La présence croissante de la Formule 1 en Amérique du Nord ajoute des enjeux au défi de réputation de Montréal. Avec Miami et Las Vegas qui deviennent des sites établis et une course potentielle dans la région de New York en discussion, la position du Canada sur le calendrier de F1 fait l’objet d’un examen accru.
Le contrat actuel court jusqu’en 2031, mais comme l’a noté le PDG de F1 Stefano Domenicali lors de son arrivée hier, “Nous évaluons continuellement tous les sites en fonction de l’offre complète qu’ils proposent aux fans, aux équipes et à notre audience mondiale.”
Pour les entreprises montréalaises encore en convalescence après les pertes dues à la pandémie, ce week-end représente une opportunité cruciale. L’association des restaurateurs rapporte que 85% des établissements du centre-ville ont créé des menus et des événements spéciaux pour le Grand Prix, espérant attirer les dépenses des visiteurs internationaux.
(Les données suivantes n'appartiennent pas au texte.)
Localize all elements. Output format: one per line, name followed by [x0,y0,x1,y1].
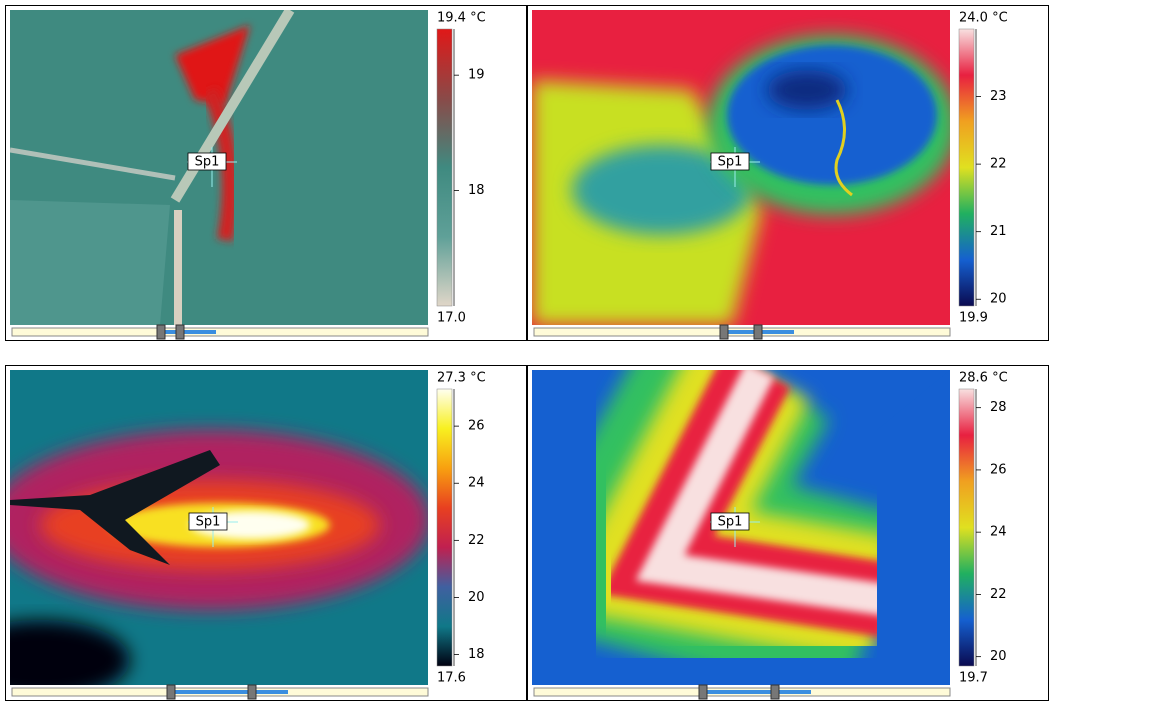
thermal-panel: 28.6 °C 19.7 28 26 24 22 20 Sp1 [527,365,1049,701]
thermal-image [532,10,950,325]
spot-box [187,152,227,171]
slider-handle[interactable] [770,684,780,700]
scale-min-label: 19.9 [959,311,988,326]
scale-tick-label: 24 [468,476,485,491]
scale-tick-label: 20 [990,649,1007,664]
thermal-panel: 27.3 °C 17.6 26 24 22 20 18 Sp1 [5,365,527,701]
scale-tick-label: 22 [990,587,1007,602]
scale-tick-label: 21 [990,224,1007,239]
slider-handle[interactable] [156,324,166,340]
scale-tick-label: 20 [468,590,485,605]
spot-box [710,512,750,531]
scale-max-label: 24.0 °C [959,11,1008,26]
scale-min-label: 17.6 [437,671,466,686]
scale-max-label: 28.6 °C [959,371,1008,386]
spot-label: Sp1 [718,515,743,530]
color-scale [436,28,453,307]
scale-tick-label: 28 [990,400,1007,415]
scale-tick-label: 20 [990,292,1007,307]
thermal-image [532,370,950,685]
spot-label: Sp1 [718,155,743,170]
scale-tick-label: 19 [468,68,485,83]
slider-handle[interactable] [719,324,729,340]
scale-tick-label: 24 [990,525,1007,540]
thermal-panel: 19.4 °C 17.0 19 18 Sp1 [5,5,527,341]
scale-tick-label: 22 [468,533,485,548]
scale-tick-label: 22 [990,157,1007,172]
slider-handle[interactable] [166,684,176,700]
thermal-image [10,10,428,325]
slider-handle[interactable] [247,684,257,700]
slider-range [157,330,216,334]
scale-tick-label: 26 [468,419,485,434]
scale-tick-label: 23 [990,89,1007,104]
range-slider [11,327,429,337]
scale-min-label: 17.0 [437,311,466,326]
spot-label: Sp1 [196,515,221,530]
slider-handle[interactable] [698,684,708,700]
scale-tick-label: 18 [468,183,485,198]
slider-range [167,690,288,694]
scale-tick-label: 18 [468,647,485,662]
scale-tick-label: 26 [990,462,1007,477]
spot-box [710,152,750,171]
thermal-image [10,370,428,685]
spot-label: Sp1 [195,155,220,170]
spot-box [188,512,228,531]
color-scale [958,28,975,307]
scale-max-label: 27.3 °C [437,371,486,386]
thermal-panel: 24.0 °C 19.9 23 22 21 20 Sp1 [527,5,1049,341]
slider-handle[interactable] [753,324,763,340]
color-scale [958,388,975,667]
color-scale [436,388,453,667]
slider-handle[interactable] [175,324,185,340]
scale-max-label: 19.4 °C [437,11,486,26]
slider-range [699,690,811,694]
scale-min-label: 19.7 [959,671,988,686]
“C’est notre plus gros week-end de l’année, sans aucun doute,” a déclaré Rachel Singh, propriétaire d’un bar de la rue Crescent. “Mais au-delà de l’argent, il s’agit de montrer aux visiteurs qui nous sommes vraiment. Quand ils passent un bon moment, ils reviennent – et ils le disent aux autres.”
Alors que les pilotes se préparent pour les séances d’essais de vendredi, Montréal elle-même est en course pour prouver qu’elle appartient au calendrier d’élite de la Formule 1. Le drapeau à damier dimanche signalera non seulement le vainqueur de la course, mais peut-être aussi l’histoire d’un retour réussi pour la ville.